Brennende Sorge um Wladimir Klitschko

Ich mache mir ernsthaft Sorgen um den Weltmeister im Schwergewicht nach Version IBF und WBO, Wladimir Klitschko. Die Sorge um ihn brennt in mir, denn er musste nun zum zweiten Mal seine in Mannheim geplante Titelverteidigung gegen den britischen Meister und Commonwealth-Champion Dereck Chisora (14 Kämpfe, 14 Siege, 9 durch KO) absagen. Mit fiebriger Erregung harrte die Welt dem Kampf am 30. April entgegen. Wollte doch der Ukrainer gegen Chisora boxen, um ihn öffentlich dafür zu strafen, dass dieser ein „Frauenschläger“ ist.

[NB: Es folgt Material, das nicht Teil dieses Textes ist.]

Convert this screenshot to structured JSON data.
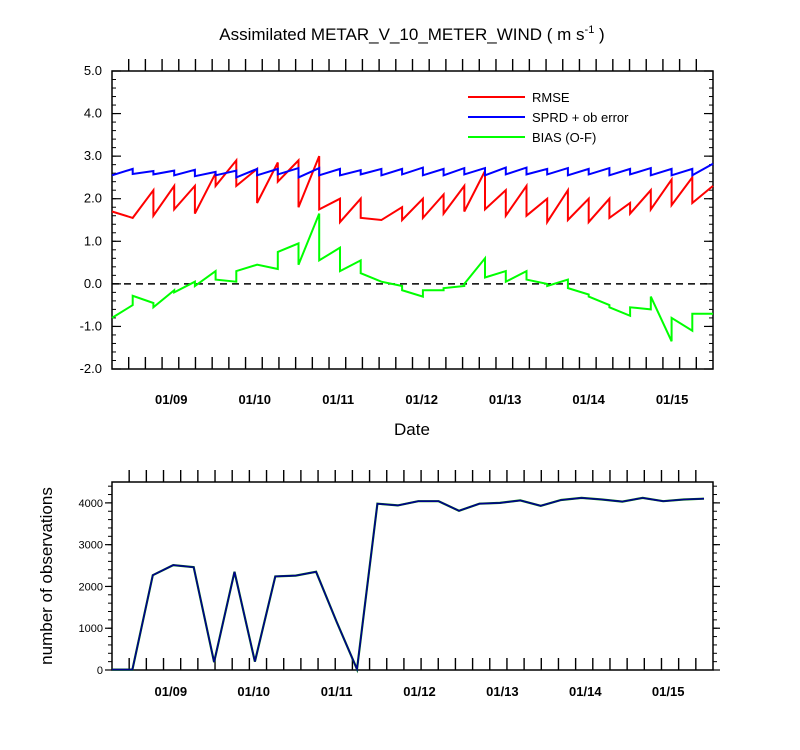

Was mir nun wirklich Sorge bereitet, ist nicht die Absage als solche oder, dass der „Frauenschläger“ schon wieder seiner Strafe entgangen ist, sondern die Tatsache, dass dieselbe Verletzung, die bereits zur ersten Absage geführt hatte, noch nicht vollständig ausgeheilt ist. Das sind, wie ich finde, geradezu besorgniserregende Nachrichten, die mich fast um meinen Schlaf bringen. Wir erinnern uns: Wladimir Klitschko (58 Kämpfe, 55 Siege, 49 durch KO, 3 Niederlagen, 3 durch KO), unser in Semipalatinsk im heutigen Kasachstan geborener Weltmeister, zog sich bei „einer Links-Rechts-Kombination beim Pratzentraining mit Coach Emanuel Steward“ einen Muskelfaserriss zu, der sogar zu einer „Einblutung im Bauchmuskel“ führte. „Die Schmerzen waren extrem“, so dass an einen Faustkampf nicht zu denken war.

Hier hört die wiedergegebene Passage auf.